Outro tipo de ataque é o que afectou as Águas de Portugal. O site passou a exibir o boneco com ar aristocrata que é o símbolo dos LulzSec. Abaixo da imagem estavam as remunerações do conselho de administração da empresa, acompanhada do comentário: "E que tal começarem a fazer cortes nesses salários de luxo? Já é tempo de acabarem com essa palhaçada de o povo ter que "apertar o cinto", quando os salários desta gente são milionários." Por fim, houve os ataques que expõem informação, como foi o caso dos dados da PSP.

Influência internacional

Os LulzSec Portugal são a versão nacional do grupo homónimo que este ano executou vários ataques mediatizados contra a CIA, o Senado americano, o serviço de rádio e televisão pública dos EUA e a Sony. O nome do grupo é a junção de Lulz (uma variante da expressão LOL, usada na Internet para designar risos) e Sec, as primeiras três letras da palavra "security" (ou seja, segurança).

A actividade dos LulzSec surge depois de o chamado "hacktivismo" ter sido trazido à ribalta em 2010, quando um grupo chamado Anonymous decidiu apoiar a WikiLeaks e atacar sites de empresas ou autoridades que dificultavam o trabalho de Julian Assange.

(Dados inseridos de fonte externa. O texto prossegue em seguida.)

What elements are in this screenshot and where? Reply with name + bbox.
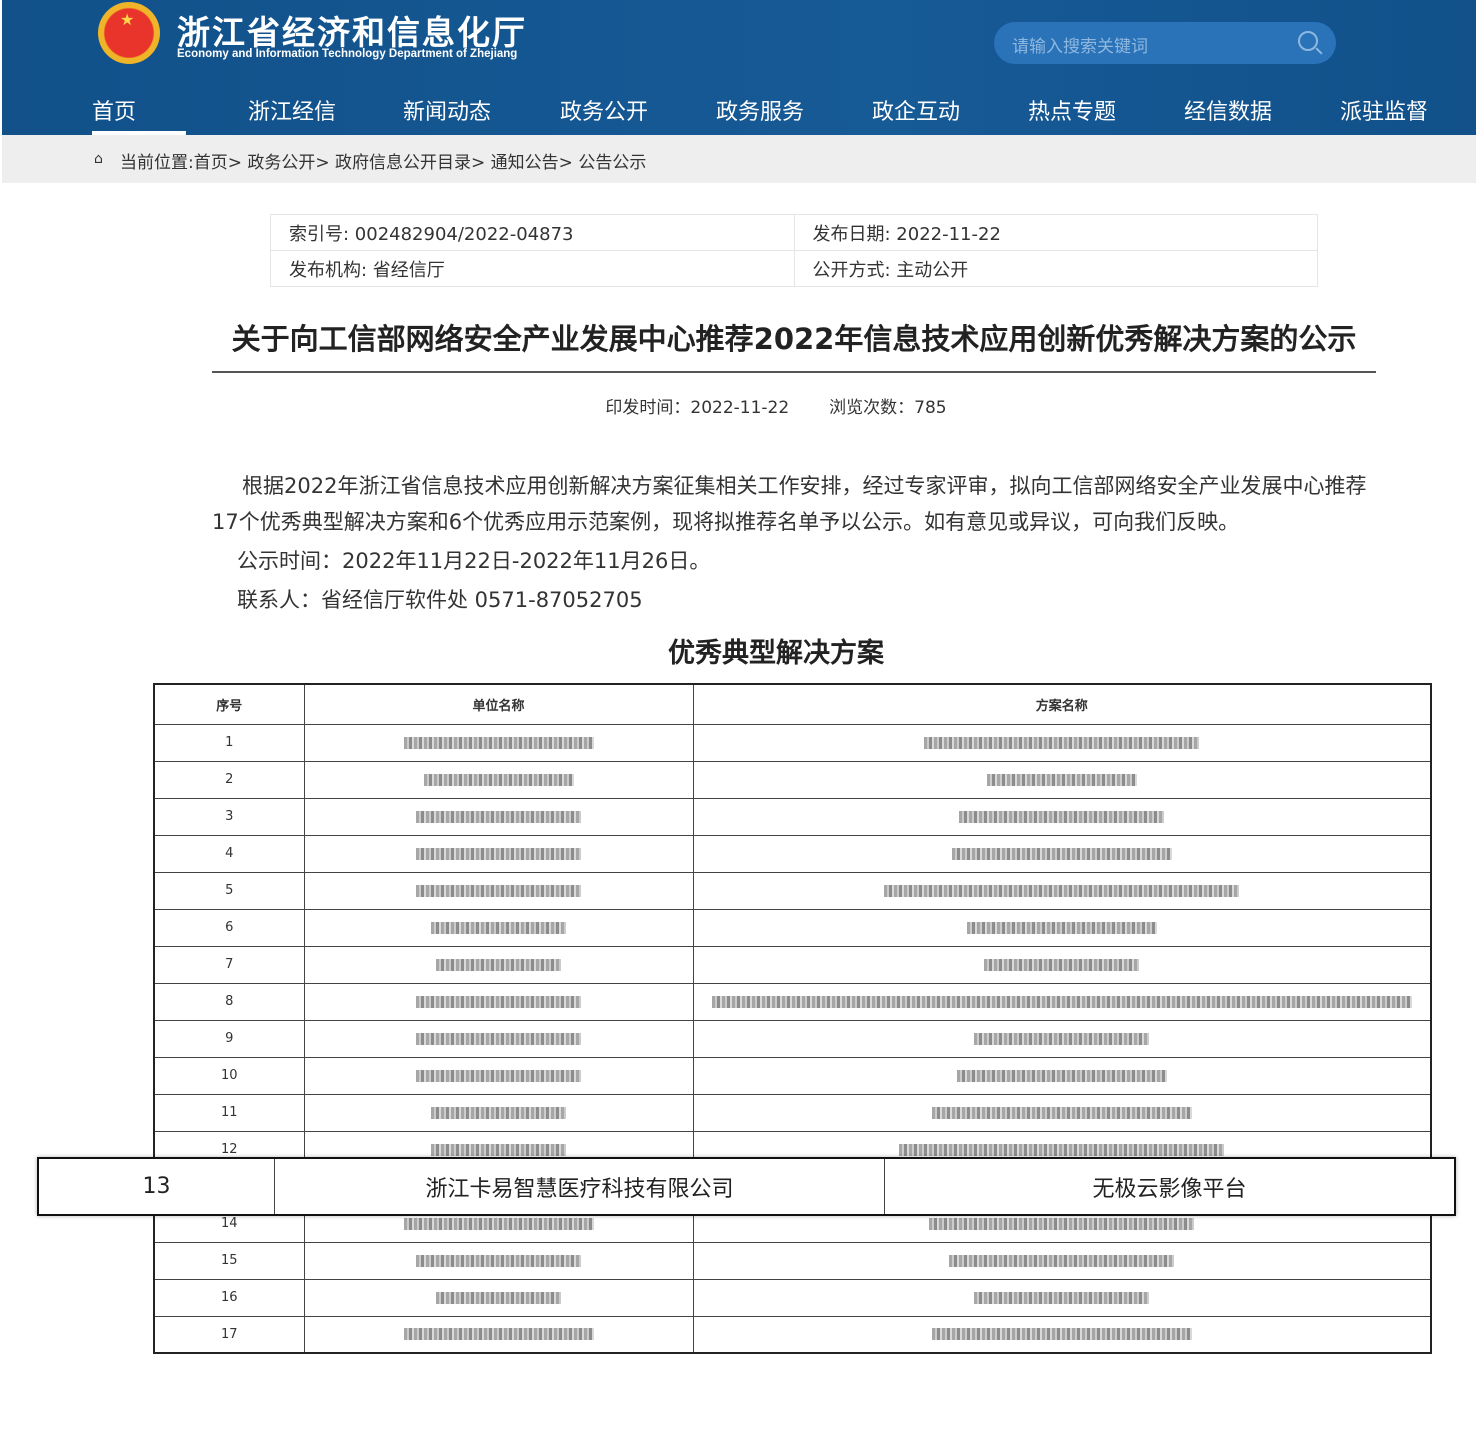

Diferente do LulzSec, o movimento Anonymous é mais distribuído e menos organizado, podendo qualquer pessoa fazer um ataque e simplesmente assinar Anonymous. O movimento assume-se como não tendo liderança. Quando simpatizantes saem à rua, o que acontece em protestos vários, usam uma máscara. Os Anonymous estenderam-se a vários países. Cá, surgiram os Anonymous Portugal. E uma variante original: os Anonymous Adolescentes, que reivindicaram vários ataques, desde o site do PSD-Lisboa até sites de alguns governos civis. São também os autores de um ataque ao sitedo Hospital da Cruz Vermelha, várias vezes criticado na Internet.

Contactados pelo PÚBLICO, os Anonymous Adolescentes não responderam às questões colocadas: "Vemos a imprensa nacional a não fazer bem o seu trabalho de pesquisa. Vemos desinformação e difamação. Os Anonymous são a ideia da liberdade, da partilha do conhecimento, de justiça e não à corrupção. Desculpe-nos não termos respondido às suas perguntas, mas não é por não podermos, mas é por de cada vez que vemos as notícias, na televisão e jornais (etc.), de cada vez existem mais mentiras." (sic)

No Facebook, havia um grupo com o nome Anonymous Adolescentes, onde era possível ver a identidade de vários membros. Porém, a página foi atacada no dia 21 de Novembro pelos LulzSec Portugal e está desactivada.

Na altura, foi deixada uma mensagem: "Lamentamos que estas coisas aconteçam e que voces [sic] não entendam o efeito negativo que estão a ter no trabalho Legal e Pacífico dos Anonymous em Portugal." Incluía-se um aviso: "Se continuarem a assinar como Anonymous Adolescentes, não terão a vida facilitada, pois é consenso dos Anonymous em Portugal que ilegalidades online não é uma escolha."